Mas parece que os agentes do governo tem buscado ampliar seu conhecimento e resolveram expandir sua fronteira de conhecimento literário para além do corolário de Marx e Keynes. Acredito que o ministro Guido Mantega tem buscado ler as idéias de economistas e pensadores tal como Frederick August von Hayek. Hayek foi um economista da chamada Escola Austríaca que, apesar de ter sido socialista quando jovem, percebeu que estava num caminho errado e após isso fez contribuições valiosíssimas para o pensamento liberal. Poi bem segue uma passagem de Hayek:
O “boom” se inicia com a expansão de crédito…
Os juros caem…
Esse novo papel moeda é confundido com dinheiro real que pode ser emprestado
Mas é apenas a inflação que está elevando o valor dos ativos…
Esses são investidos em setores como a construção imobiliária…
O “boom” planta a semente da futura destruição…
A poupança não é real o consumo está alto…
A busca por recursos revela que eles são escassos
Então… o “boom” vira “bust” quando os juros aumentam…
Com o alto custo de produção, os sinais que os preços indicam se mostram errados…
O “boom” foi apenas um período de luxúria…
Não estou aqui querendo fazer apologia a algum tipo de bolha, até porque creio que de fato esta não é nossa realidade. Estamos longe disso. Temos crescido porque temos intituição sociais, políticas e de mercado que nos permitem fazê-lo. É claro que temos muito a ajustar, as contas públicas são um exemplo, a elevada carga tributária também é, entre outros.

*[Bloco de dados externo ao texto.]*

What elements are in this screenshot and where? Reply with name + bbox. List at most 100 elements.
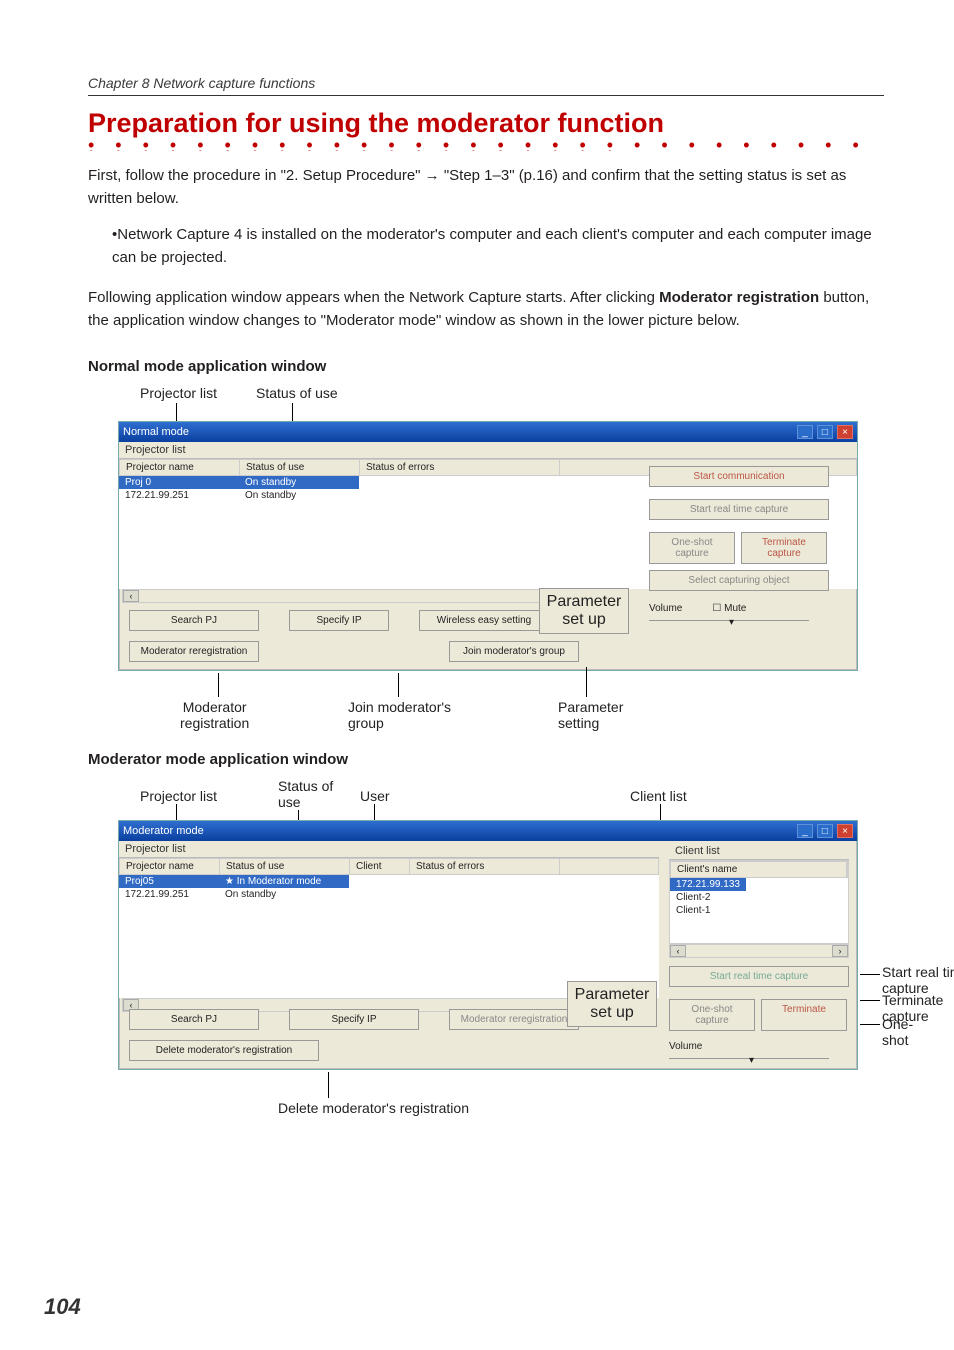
delete-moderator-registration-button[interactable]: Delete moderator's registration <box>129 1040 319 1061</box>
cell: Proj05 <box>119 875 219 888</box>
titlebar[interactable]: Moderator mode _ □ × <box>119 821 857 841</box>
label-client-list: Client list <box>630 788 687 804</box>
titlebar[interactable]: Normal mode _ □ × <box>119 422 857 442</box>
moderator-registration-button[interactable]: Moderator reregistration <box>129 641 259 662</box>
col-errors[interactable]: Status of errors <box>410 859 560 874</box>
table-row[interactable]: Proj05 ★ In Moderator mode <box>119 875 659 888</box>
callout-line <box>218 673 219 697</box>
cell: ★ In Moderator mode <box>219 875 349 888</box>
header-rule <box>88 95 884 96</box>
col-projector[interactable]: Projector name <box>120 460 240 475</box>
specify-ip-button[interactable]: Specify IP <box>289 610 389 631</box>
p2-bold: Moderator registration <box>659 289 819 306</box>
volume-label: Volume <box>649 603 682 614</box>
chapter-heading: Chapter 8 Network capture functions <box>88 75 884 91</box>
intro-text-a: First, follow the procedure in "2. Setup… <box>88 167 425 184</box>
minimize-icon[interactable]: _ <box>797 425 813 439</box>
terminate-capture-button[interactable]: Terminate capture <box>741 532 827 564</box>
normal-mode-window: Normal mode _ □ × Projector list Project… <box>118 421 858 671</box>
window-controls: _ □ × <box>796 425 853 439</box>
close-icon[interactable]: × <box>837 824 853 838</box>
cell: 172.21.99.251 <box>119 489 239 502</box>
intro-paragraph-1: First, follow the procedure in "2. Setup… <box>88 165 884 210</box>
callout-parameter-setting: Parameter setting <box>558 699 623 731</box>
scrollbar[interactable]: ‹ › <box>669 944 849 958</box>
right-button-column: Start communication Start real time capt… <box>649 466 849 621</box>
cell: On standby <box>219 888 349 901</box>
page-title: Preparation for using the moderator func… <box>88 108 884 139</box>
label-user: User <box>360 788 390 804</box>
moderator-mode-heading: Moderator mode application window <box>88 751 884 768</box>
parameter-setup-button[interactable]: Parameter set up <box>567 981 657 1027</box>
intro-paragraph-2: Following application window appears whe… <box>88 287 884 332</box>
callout-join-group: Join moderator's group <box>348 699 451 731</box>
close-icon[interactable]: × <box>837 425 853 439</box>
client-list-pane: Client list Client's name 172.21.99.133 … <box>669 843 849 1059</box>
table-header: Projector name Status of use Client Stat… <box>119 858 659 875</box>
projector-table: Projector name Status of use Client Stat… <box>119 858 659 998</box>
normal-mode-heading: Normal mode application window <box>88 358 884 375</box>
volume-label: Volume <box>669 1041 702 1052</box>
col-client[interactable]: Client <box>350 859 410 874</box>
page-number: 104 <box>44 1294 81 1320</box>
scroll-left-icon[interactable]: ‹ <box>670 945 686 957</box>
start-realtime-capture-button[interactable]: Start real time capture <box>649 499 829 520</box>
mute-checkbox[interactable]: ☐ Mute <box>712 603 746 614</box>
intro-bullet: •Network Capture 4 is installed on the m… <box>112 224 884 269</box>
wireless-easy-setting-button[interactable]: Wireless easy setting <box>419 610 549 631</box>
scroll-left-icon[interactable]: ‹ <box>123 590 139 602</box>
callout-oneshot: One-shot <box>882 1016 913 1048</box>
cell: On standby <box>239 489 359 502</box>
select-capturing-object-button[interactable]: Select capturing object <box>649 570 829 591</box>
col-status[interactable]: Status of use <box>240 460 360 475</box>
projector-list-label: Projector list <box>119 442 857 459</box>
window-title: Moderator mode <box>123 825 204 837</box>
callout-line <box>860 974 880 975</box>
col-projector[interactable]: Projector name <box>120 859 220 874</box>
list-item[interactable]: Client-2 <box>670 891 848 904</box>
window-title: Normal mode <box>123 426 189 438</box>
parameter-setup-button[interactable]: Parameter set up <box>539 588 629 634</box>
label-status-of-use: Status ofuse <box>278 778 333 810</box>
p2-a: Following application window appears whe… <box>88 289 659 306</box>
minimize-icon[interactable]: _ <box>797 824 813 838</box>
col-client-name[interactable]: Client's name <box>671 862 847 877</box>
projector-list-label: Projector list <box>119 841 659 858</box>
list-item[interactable]: Client-1 <box>670 904 848 917</box>
callout-line <box>586 667 587 697</box>
client-list-label: Client list <box>669 843 849 860</box>
callout-line <box>860 1000 880 1001</box>
label-projector-list: Projector list <box>140 385 217 401</box>
volume-slider[interactable]: ▾ <box>669 1058 829 1059</box>
scroll-right-icon[interactable]: › <box>832 945 848 957</box>
callout-delete-registration: Delete moderator's registration <box>278 1100 469 1116</box>
one-shot-capture-button[interactable]: One-shot capture <box>669 999 755 1031</box>
volume-slider[interactable]: ▾ <box>649 620 809 621</box>
join-moderator-group-button[interactable]: Join moderator's group <box>449 641 579 662</box>
slider-thumb-icon[interactable]: ▾ <box>749 1055 754 1066</box>
maximize-icon[interactable]: □ <box>817 824 833 838</box>
moderator-mode-diagram: Projector list Status ofuse User Client … <box>88 778 884 1138</box>
callout-line <box>328 1072 329 1098</box>
moderator-mode-window: Moderator mode _ □ × Projector list Proj… <box>118 820 858 1070</box>
slider-thumb-icon[interactable]: ▾ <box>729 617 734 628</box>
cell: Proj 0 <box>119 476 239 489</box>
terminate-button[interactable]: Terminate <box>761 999 847 1031</box>
dot-divider: • • • • • • • • • • • • • • • • • • • • … <box>88 141 884 151</box>
col-errors[interactable]: Status of errors <box>360 460 560 475</box>
window-controls: _ □ × <box>796 824 853 838</box>
maximize-icon[interactable]: □ <box>817 425 833 439</box>
table-row[interactable]: 172.21.99.251 On standby <box>119 888 659 901</box>
moderator-registration-button[interactable]: Moderator reregistration <box>449 1009 579 1030</box>
search-pj-button[interactable]: Search PJ <box>129 610 259 631</box>
normal-mode-diagram: Projector list Status of use Normal mode… <box>88 385 884 745</box>
start-communication-button[interactable]: Start communication <box>649 466 829 487</box>
specify-ip-button[interactable]: Specify IP <box>289 1009 419 1030</box>
cell: 172.21.99.251 <box>119 888 219 901</box>
one-shot-capture-button[interactable]: One-shot capture <box>649 532 735 564</box>
col-status[interactable]: Status of use <box>220 859 350 874</box>
start-realtime-capture-button[interactable]: Start real time capture <box>669 966 849 987</box>
list-item[interactable]: 172.21.99.133 <box>670 878 848 891</box>
search-pj-button[interactable]: Search PJ <box>129 1009 259 1030</box>
label-projector-list: Projector list <box>140 788 217 804</box>
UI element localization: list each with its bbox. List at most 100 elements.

No entanto, todo crescimento tem seus efeitos, uma vez que o crescimento não é espraiado a todos setores igualitariamente. É por isso que temos visto empresas de setores exportadores esbravejando contra o atual patamar da taxa de câmbio e a falta de medidas eficazes por parte do Banco Central em conter essa queda. É por isso que temos visto outras empresas sofrendo com a concorrência de produtos importados, que chegam aqui mais baratos do que nunca.
Mas justiça seja feita, apesar das críticas o governo tem observado os movimentos de que forte queda da taxa de câmbio e de expansão de crédito e, dentro do possível, tem buscado agir. Por isso ministro Guido Mantega tentou passar essa mensagem ao mercado: hold your horses! Essa semana as medidas foram: (i) aumento de IOF para operações de crédito para Pessoa Física o que deverá encarecer principalmente as operações de crédito de maior valor e prazos mais longos (sobretudo automóveis e crédito consignado); (ii) ampliar a taxação sobre os empréstimos no exterior, estendendo para 2 anos o prazo das captações sujeitas à alíquota de 6% de IOF na tentativa brecar a queda do dólar em meio à forte entrada de capitais no país.
Se essas medidas vão ou não dar certo ninguém sabe. Até o presente momento os “band-aid´s” do governo não tem conseguido segurar essas essas enxurradas de dólares que entram no país e nem o fluxo de recursos que fluem para os agentes de nossa economia.